C/2019 L3 (ATLAS)

Discovery
- Discovery site: ATLAS–HKO (T05)
- Discovery date: 10 June 2019

Orbital characteristics
- Epoch: 10 October 2021 (JD 2459497.5)
- Observation arc: 5.97 years
- Number of observations: 6,499
- Perihelion: 3.554 AU
- Eccentricity: 1.00141
- Inclination: 48.364°
- Longitude of ascending node: 290.79°
- Argument of periapsis: 171.61°
- Mean anomaly: –0.007°
- Last perihelion: 9 January 2022
- T_{Jupiter}: 1.553
- Earth MOID: 2.576 AU
- Jupiter MOID: 1.654 AU

Physical characteristics
- Mean radius: 7.9 km (4.9 mi)
- Spectral type: (B–V) = 0.75±0.06; (V–R) = 1.04±0.09; (R–I) = 0.21±0.05;
- Comet total magnitude (M1): 5.5
- Apparent magnitude: 8.4 (2022 apparition)

= C/2019 L3 (ATLAS) =

Parabolic comet

Comet ATLAS, provisional designation C/2019 L3, is a distant non-periodic comet that reached perihelion at a distance of 3.55 AU in January 2022. It is one of many comets discovered by the Asteroid Terrestrial-impact Last Alert System (ATLAS).

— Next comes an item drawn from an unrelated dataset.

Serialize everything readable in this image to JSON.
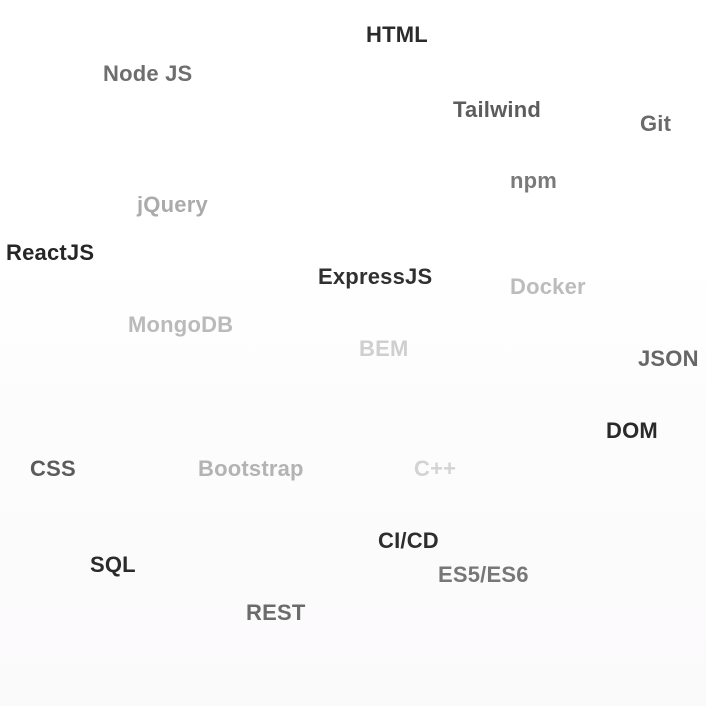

== Physical characteristics ==
Narrowband observations conducted at the TRAPPIST-North survey in January 2022 revealed that C/2019 L3 appears to be a very dusty comet, with a high dust-to-gas ratio relative to other comets. Data analysis in 2024 concluded that activity within the comet may have begun while it was at least 13 AU from the Sun, indicating the possibility that the comet could remain active until at least the second half of 2026.

The nucleus of the comet is estimated to have a minimum radius of around 7.9 km.